Le hasard a voulu que François Legault et Pauline Marois rencontrent tous deux l'équipe éditoriale de La Presse hier, le jour où nous publiions à la une les résultats d'un sondage démontrant que ça se jouera entre la CAQ et le PQ, le 4 septembre.

La table était mise pour des entrevues animées. Par chance, ils ne se sont pas croisés dans un couloir ou un ascenseur, sinon je crois bien que leurs gardes du corps respectifs auraient été obligés d'intervenir pour éviter la bastonnade.

Pour décrire la relation entre Pauline Marois et François Legault, plusieurs ont fait référence à un vieux couple qui a accumulé des tonnes de griefs et qui règle ses comptes sur la place publique. L'image est bonne, mais on pourrait aussi dire que ce sont deux anciens associés dans une entreprise que l'un des deux a quittée pour lancer une entreprise concurrente. C'est un peu comme si François Legault avait ouvert son propre restaurant juste en face de celui de Pauline Marois, en disant à tout le monde que ses recettes sont nouvelles et audacieuses alors qu'on sert du réchauffé de l'autre côté de la rue.

M. Legault et Mme Marois ont travaillé ensemble sous les ordres de Lucien Bouchard, puis de Bernard Landry de 1997 à 2006, accumulant les accrochages et les différends. De 2008 à 2009, François Legault était sous-chef de Pauline Marois, dans l'opposition, là où ils ont eu aussi leur lot de mésententes.

Que François Legault quitte la politique, soit. Mais qu'il revienne aux commandes d'un nouveau parti en reniant, en plus, sa foi souverainiste, c'est trop pour la chef du PQ. Si, au surplus, le nouveau parti chauffe le PQ, cela constitue, aux yeux de Pauline Marois, un double affront.

Dans la grande salle du conseil de La Presse, au quatrième étage, lors de la rencontre éditoriale, Pauline Marois a presque disjoncté lorsqu'un collègue lui a simplement fait remarquer que François Legault serait prêt à rendre publique sa déclaration de revenus (comme cela se fait aux États-Unis) si les autres chefs faisaient de même.

«Ah le courage de François Legault!

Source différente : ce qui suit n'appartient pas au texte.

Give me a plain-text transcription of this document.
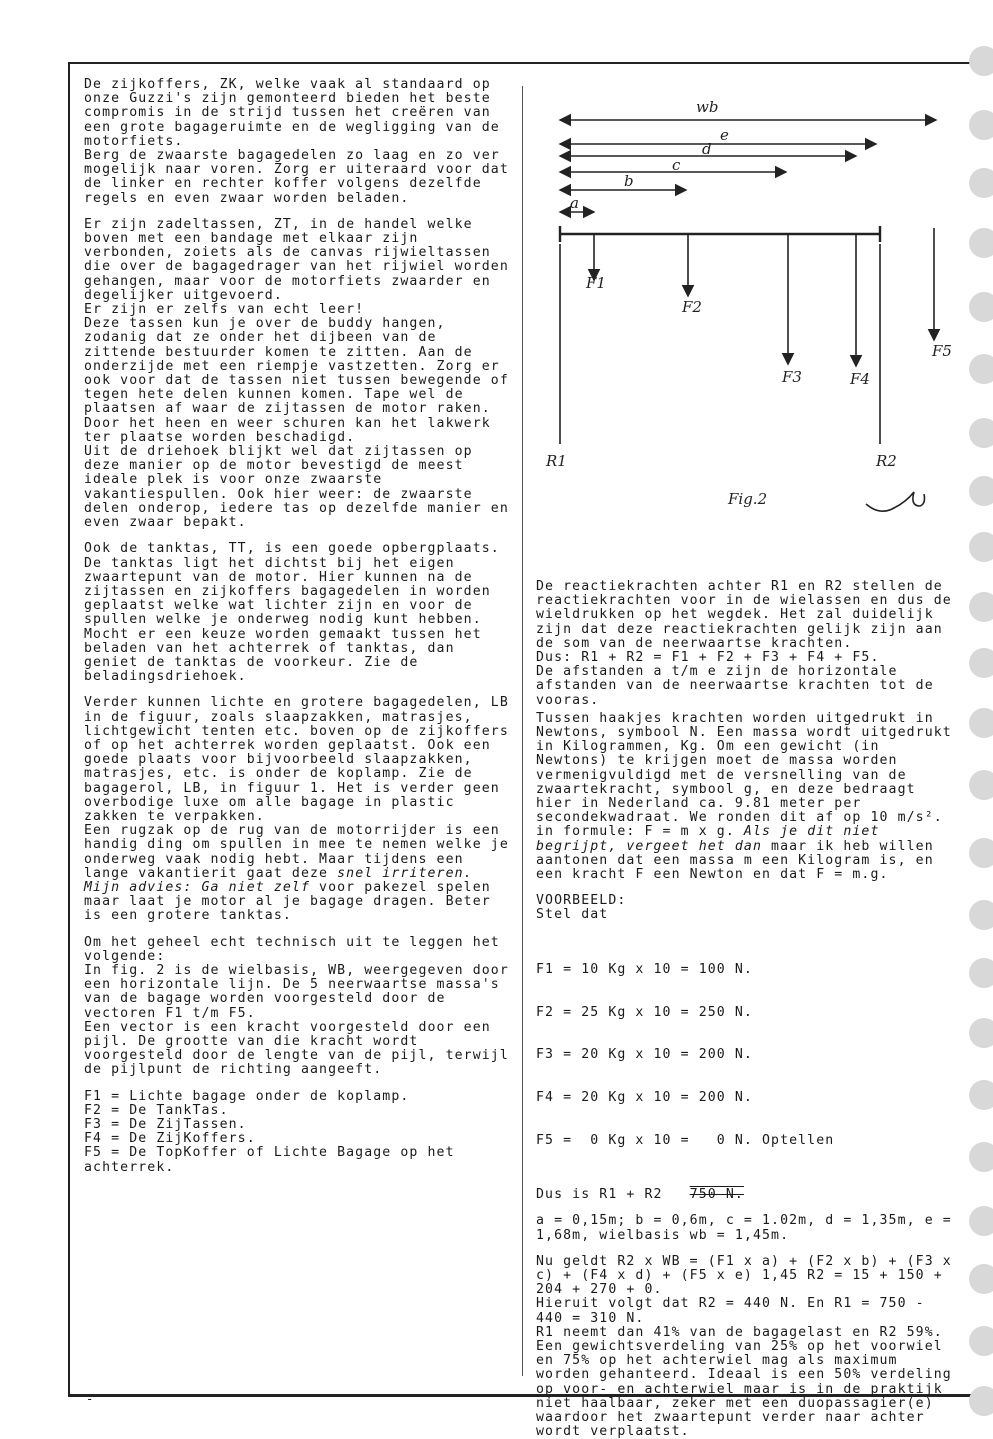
De zijkoffers, ZK, welke vaak al standaard op onze Guzzi's zijn gemonteerd bieden het beste compromis in de strijd tussen het creëren van een grote bagageruimte en de wegligging van de motorfiets.

Berg de zwaarste bagagedelen zo laag en zo ver mogelijk naar voren. Zorg er uiteraard voor dat de linker en rechter koffer volgens dezelfde regels en even zwaar worden beladen.

Er zijn zadeltassen, ZT, in de handel welke boven met een bandage met elkaar zijn verbonden, zoiets als de canvas rijwieltassen die over de bagagedrager van het rijwiel worden gehangen, maar voor de motorfiets zwaarder en degelijker uitgevoerd.

Er zijn er zelfs van echt leer!

Deze tassen kun je over de buddy hangen, zodanig dat ze onder het dijbeen van de zittende bestuurder komen te zitten. Aan de onderzijde met een riempje vastzetten. Zorg er ook voor dat de tassen niet tussen bewegende of tegen hete delen kunnen komen. Tape wel de plaatsen af waar de zijtassen de motor raken. Door het heen en weer schuren kan het lakwerk ter plaatse worden beschadigd.

Uit de driehoek blijkt wel dat zijtassen op deze manier op de motor bevestigd de meest ideale plek is voor onze zwaarste vakantiespullen. Ook hier weer: de zwaarste delen onderop, iedere tas op dezelfde manier en even zwaar bepakt.

Ook de tanktas, TT, is een goede opbergplaats. De tanktas ligt het dichtst bij het eigen zwaartepunt van de motor. Hier kunnen na de zijtassen en zijkoffers bagagedelen in worden geplaatst welke wat lichter zijn en voor de spullen welke je onderweg nodig kunt hebben. Mocht er een keuze worden gemaakt tussen het beladen van het achterrek of tanktas, dan geniet de tanktas de voorkeur. Zie de beladingsdriehoek.

Verder kunnen lichte en grotere bagagedelen, LB in de figuur, zoals slaapzakken, matrasjes, lichtgewicht tenten etc. boven op de zijkoffers of op het achterrek worden geplaatst. Ook een goede plaats voor bijvoorbeeld slaapzakken, matrasjes, etc. is onder de koplamp. Zie de bagagerol, LB, in figuur 1. Het is verder geen overbodige luxe om alle bagage in plastic zakken te verpakken.

Een rugzak op de rug van de motorrijder is een handig ding om spullen in mee te nemen welke je onderweg vaak nodig hebt. Maar tijdens een lange vakantierit gaat deze snel irriteren. Mijn advies: Ga niet zelf voor pakezel spelen maar laat je motor al je bagage dragen. Beter is een grotere tanktas.

Om het geheel echt technisch uit te leggen het volgende:

In fig. 2 is de wielbasis, WB, weergegeven door een horizontale lijn. De 5 neerwaartse massa's van de bagage worden voorgesteld door de vectoren F1 t/m F5.

Een vector is een kracht voorgesteld door een pijl. De grootte van die kracht wordt voorgesteld door de lengte van de pijl, terwijl de pijlpunt de richting aangeeft.

F1 = Lichte bagage onder de koplamp.
F2 = De TankTas.
F3 = De ZijTassen.
F4 = De ZijKoffers.
F5 = De TopKoffer of Lichte Bagage op het achterrek.
wb
e
d
c
b
a
F1
F2
F3	F4
F5
R1	R2
Fig.2

De reactiekrachten achter R1 en R2 stellen de reactiekrachten voor in de wielassen en dus de wieldrukken op het wegdek. Het zal duidelijk zijn dat deze reactiekrachten gelijk zijn aan de som van de neerwaartse krachten.

Dus: R1 + R2 = F1 + F2 + F3 + F4 + F5.

De afstanden a t/m e zijn de horizontale afstanden van de neerwaartse krachten tot de vooras.

Tussen haakjes krachten worden uitgedrukt in Newtons, symbool N. Een massa wordt uitgedrukt in Kilogrammen, Kg. Om een gewicht (in Newtons) te krijgen moet de massa worden vermenigvuldigd met de versnelling van de zwaartekracht, symbool g, en deze bedraagt hier in Nederland ca. 9.81 meter per secondekwadraat. We ronden dit af op 10 m/s². in formule: F = m x g. Als je dit niet begrijpt, vergeet het dan maar ik heb willen aantonen dat een massa m een Kilogram is, en een kracht F een Newton en dat F = m.g.

VOORBEELD:

Stel dat

F1 = 10 Kg x 10 = 100 N.

F2 = 25 Kg x 10 = 250 N.

F3 = 20 Kg x 10 = 200 N.

F4 = 20 Kg x 10 = 200 N.

F5 =  0 Kg x 10 =   0 N. Optellen

Dus is R1 + R2 750 N.

a = 0,15m; b = 0,6m, c = 1.02m, d = 1,35m, e = 1,68m, wielbasis wb = 1,45m.

Nu geldt R2 x WB = (F1 x a) + (F2 x b) + (F3 x c) + (F4 x d) + (F5 x e) 1,45 R2 = 15 + 150 + 204 + 270 + 0.

Hieruit volgt dat R2 = 440 N. En R1 = 750 - 440 = 310 N.

R1 neemt dan 41% van de bagagelast en R2 59%.

Een gewichtsverdeling van 25% op het voorwiel en 75% op het achterwiel mag als maximum worden gehanteerd. Ideaal is een 50% verdeling op voor- en achterwiel maar is in de praktijk niet haalbaar, zeker met een duopassagier(e) waardoor het zwaartepunt verder naar achter wordt verplaatst.

-
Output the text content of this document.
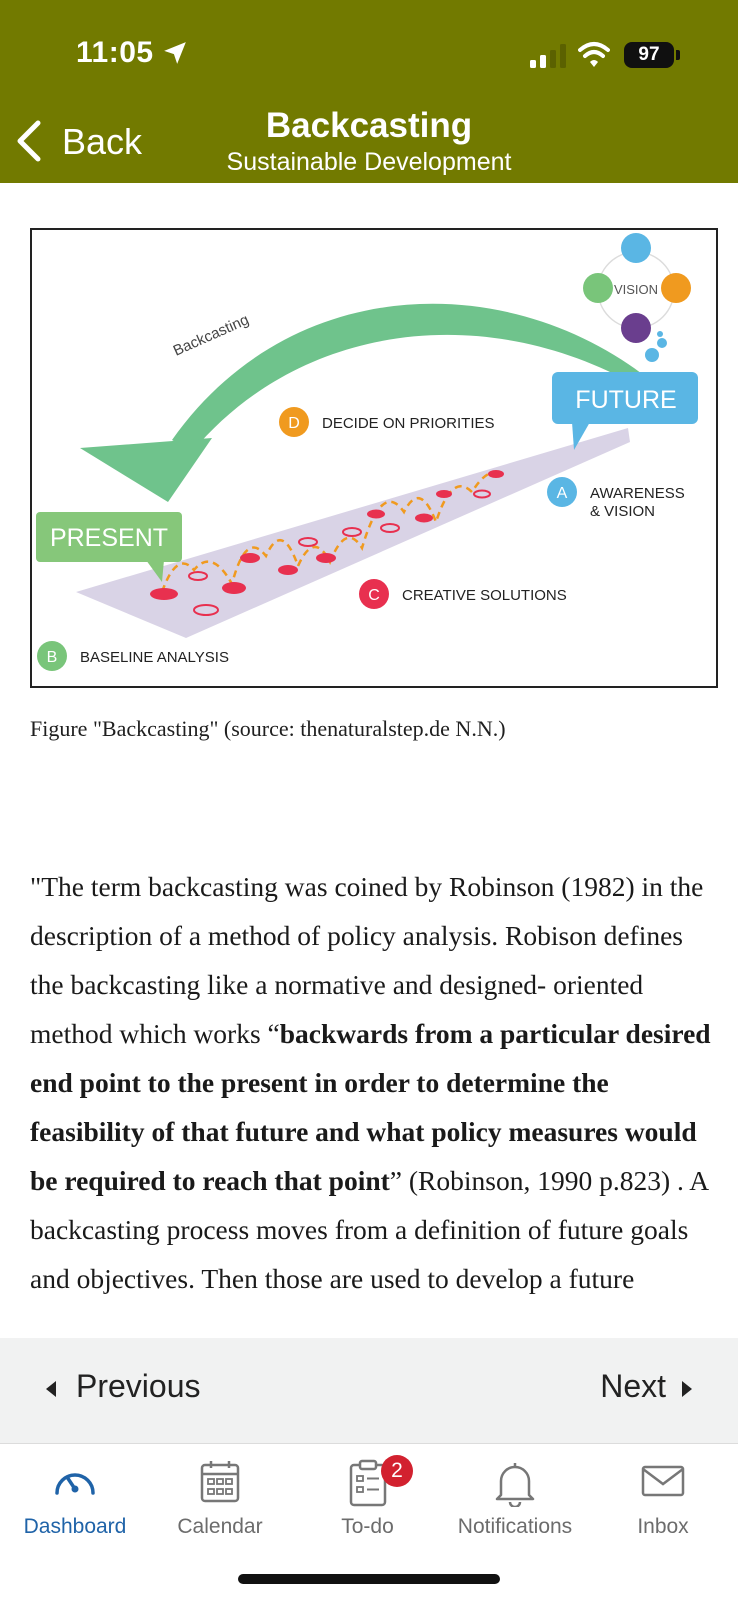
11:05	97
Back	Backcasting
Sustainable Development
Backcasting
PRESENT
FUTURE
VISION
A AWARENESS
& VISION
B BASELINE ANALYSIS
C CREATIVE SOLUTIONS
D DECIDE ON PRIORITIES
Figure "Backcasting" (source: thenaturalstep.de N.N.)
"The term backcasting was coined by Robinson (1982) in the description of a method of policy analysis. Robison defines the backcasting like a normative and designed- oriented method which works “backwards from a particular desired end point to the present in order to determine the feasibility of that future and what policy measures would be required to reach that point” (Robinson, 1990 p.823) . A backcasting process moves from a definition of future goals and objectives. Then those are used to develop a future
Previous	Next
Dashboard	Calendar
2
To-do	Notifications	Inbox
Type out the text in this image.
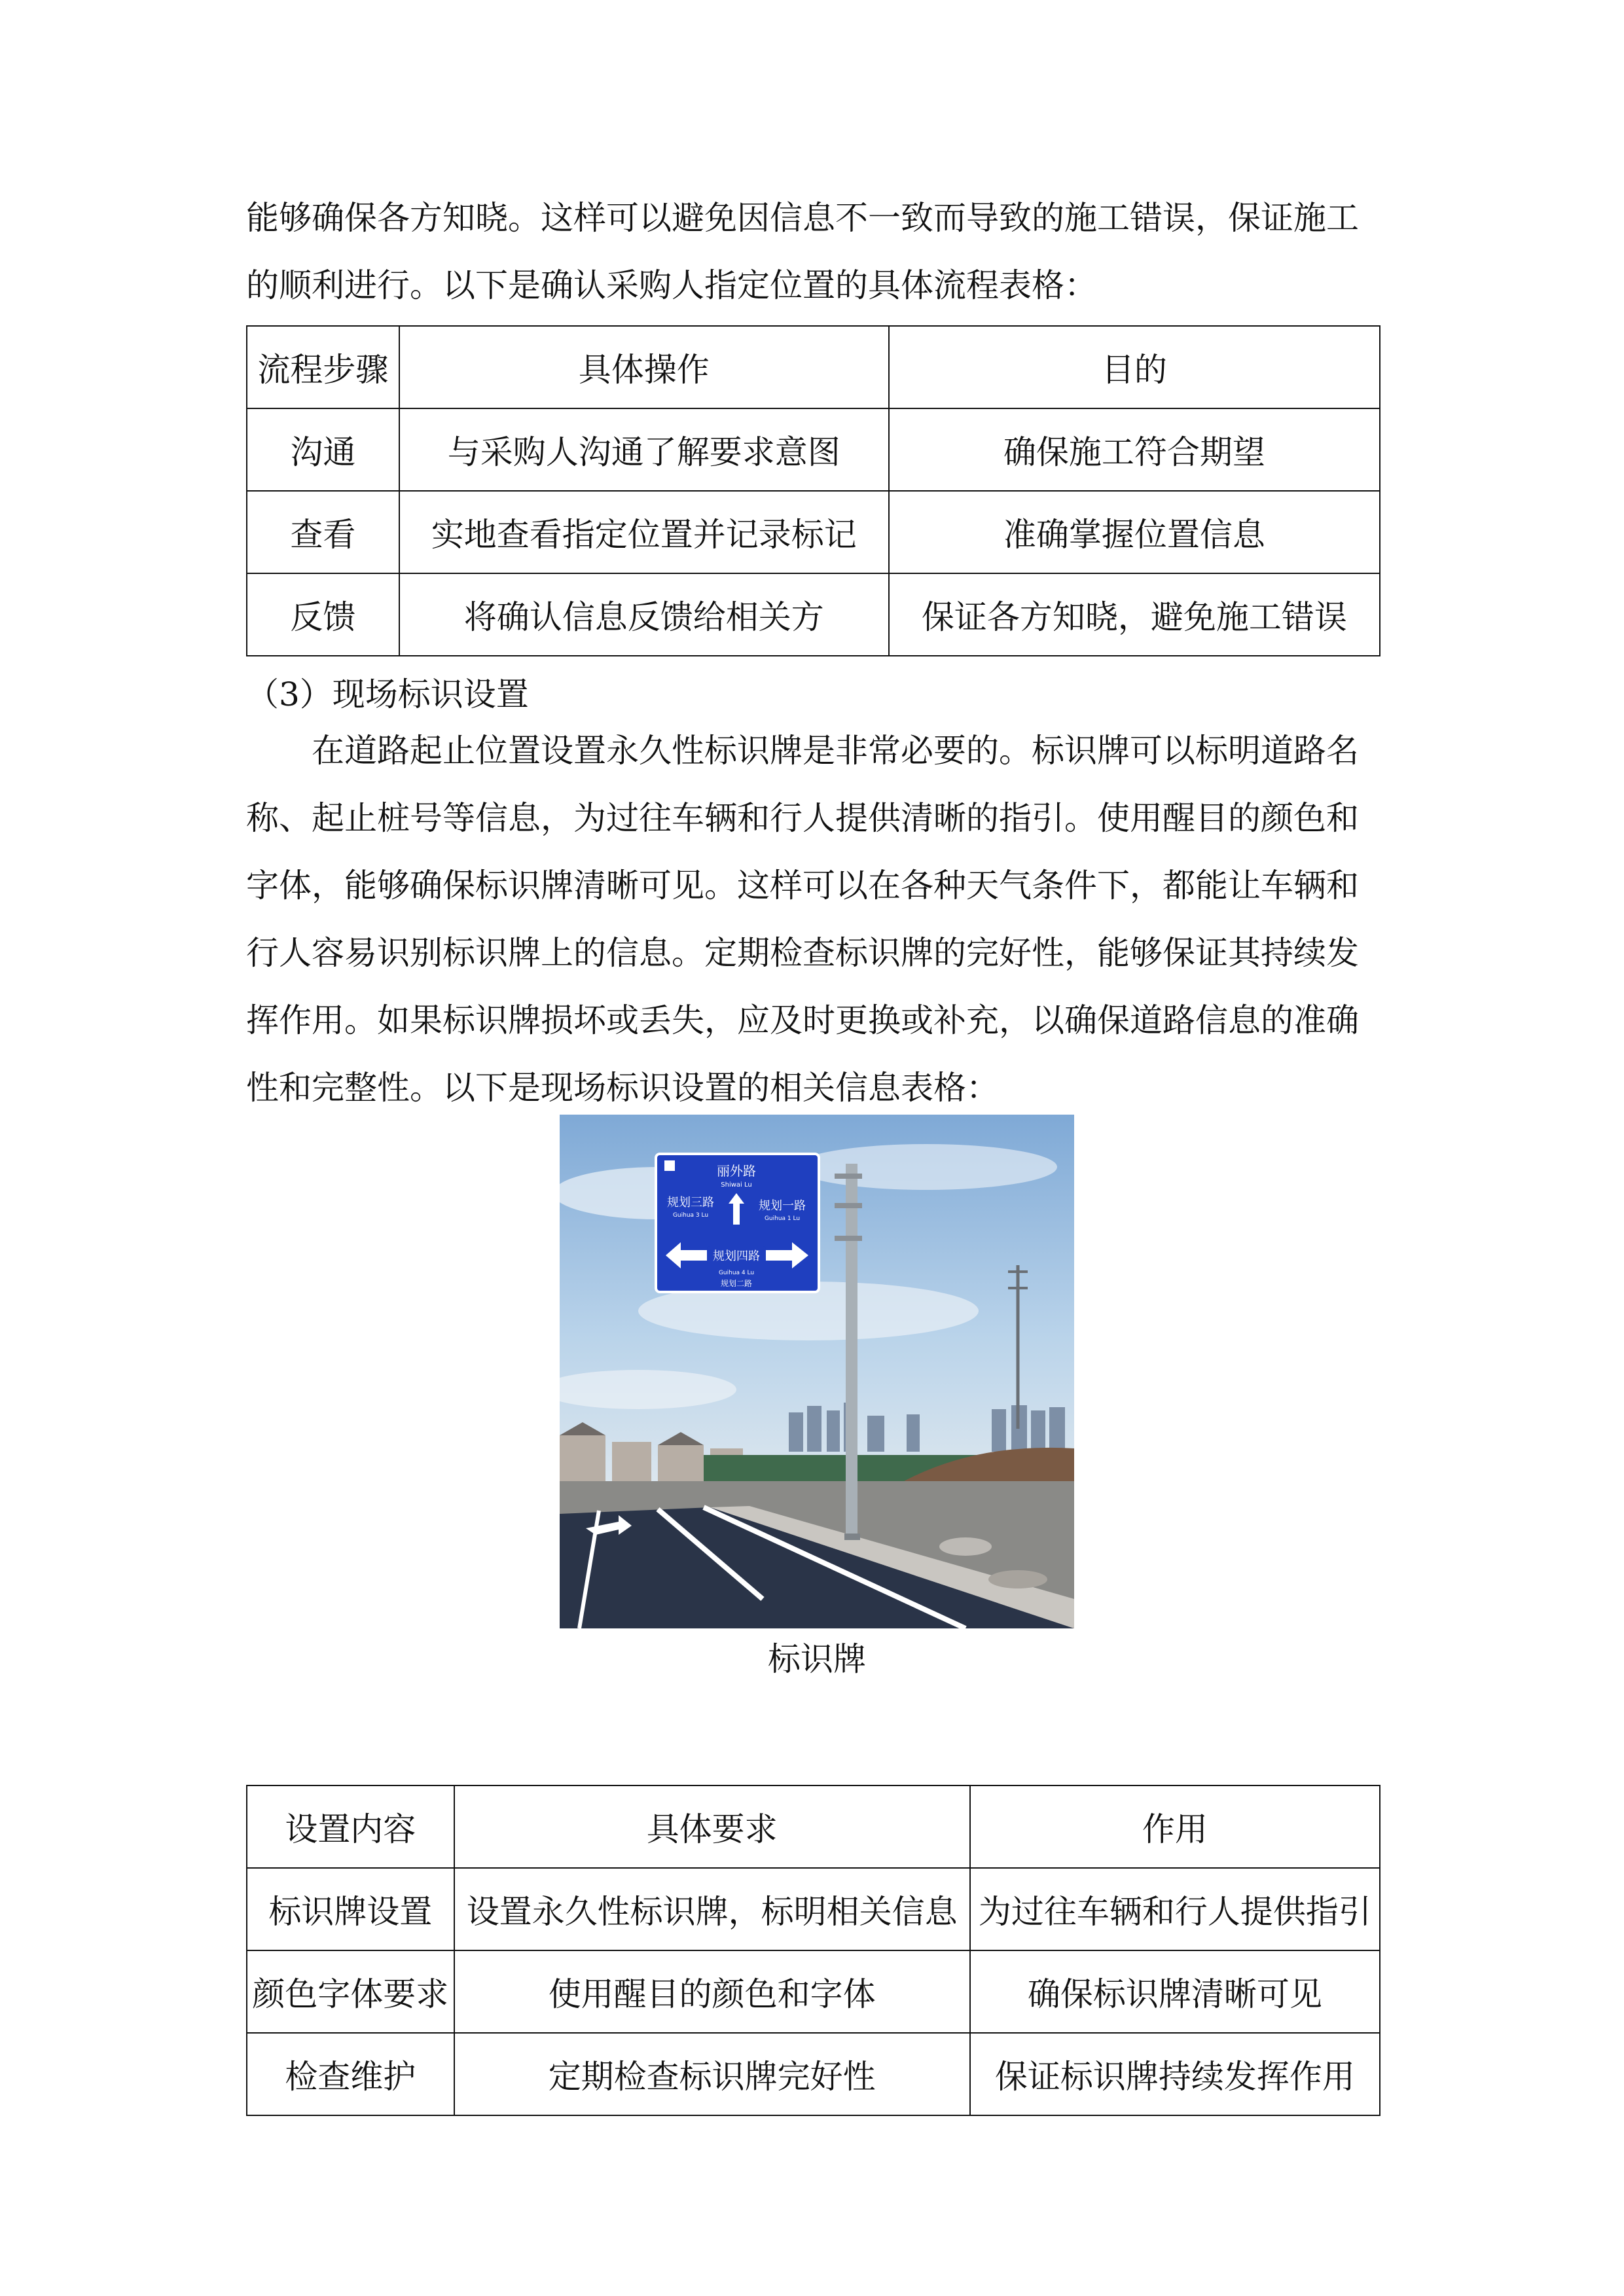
能够确保各方知晓。这样可以避免因信息不一致而导致的施工错误，保证施工的顺利进行。以下是确认采购人指定位置的具体流程表格：

流程步骤	具体操作	目的
沟通	与采购人沟通了解要求意图	确保施工符合期望
查看	实地查看指定位置并记录标记	准确掌握位置信息
反馈	将确认信息反馈给相关方	保证各方知晓，避免施工错误

（3）现场标识设置

在道路起止位置设置永久性标识牌是非常必要的。标识牌可以标明道路名称、起止桩号等信息，为过往车辆和行人提供清晰的指引。使用醒目的颜色和字体，能够确保标识牌清晰可见。这样可以在各种天气条件下，都能让车辆和行人容易识别标识牌上的信息。定期检查标识牌的完好性，能够保证其持续发挥作用。如果标识牌损坏或丢失，应及时更换或补充，以确保道路信息的准确性和完整性。以下是现场标识设置的相关信息表格：

丽外路
Shiwai Lu
规划三路
Guihua 3 Lu
规划一路
Guihua 1 Lu
规划四路
Guihua 4 Lu
规划二路
标识牌
设置内容	具体要求	作用
标识牌设置	设置永久性标识牌，标明相关信息	为过往车辆和行人提供指引
颜色字体要求	使用醒目的颜色和字体	确保标识牌清晰可见
检查维护	定期检查标识牌完好性	保证标识牌持续发挥作用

Il a toujours été aussi courageux!», a lancé Mme Marois.

Les accusations ont ensuite déferlé comme un gros orage retenu trop longtemps par une torride soirée d'été. Je résume la charge de Mme Marois, pas nécessairement dans l'ordre: «Il m'a lâchée lorsque je lui ai donné des responsabilités; il a quitté ses associés [chez Transat] sans les prévenir; il s'est dissocié du Conseil des ministres; il a renié ses convictions souverainistes alors qu'il nous harcelait pour qu'on tienne un référendum le plus vite possible...»

La kalachnikov du reproche! En quelques secondes, Mme Marois a vidé son sac, libérant tout son mépris pour le chef de la CAQ, elle qui venait tout juste de dire qu'elle essaie de garder son calme.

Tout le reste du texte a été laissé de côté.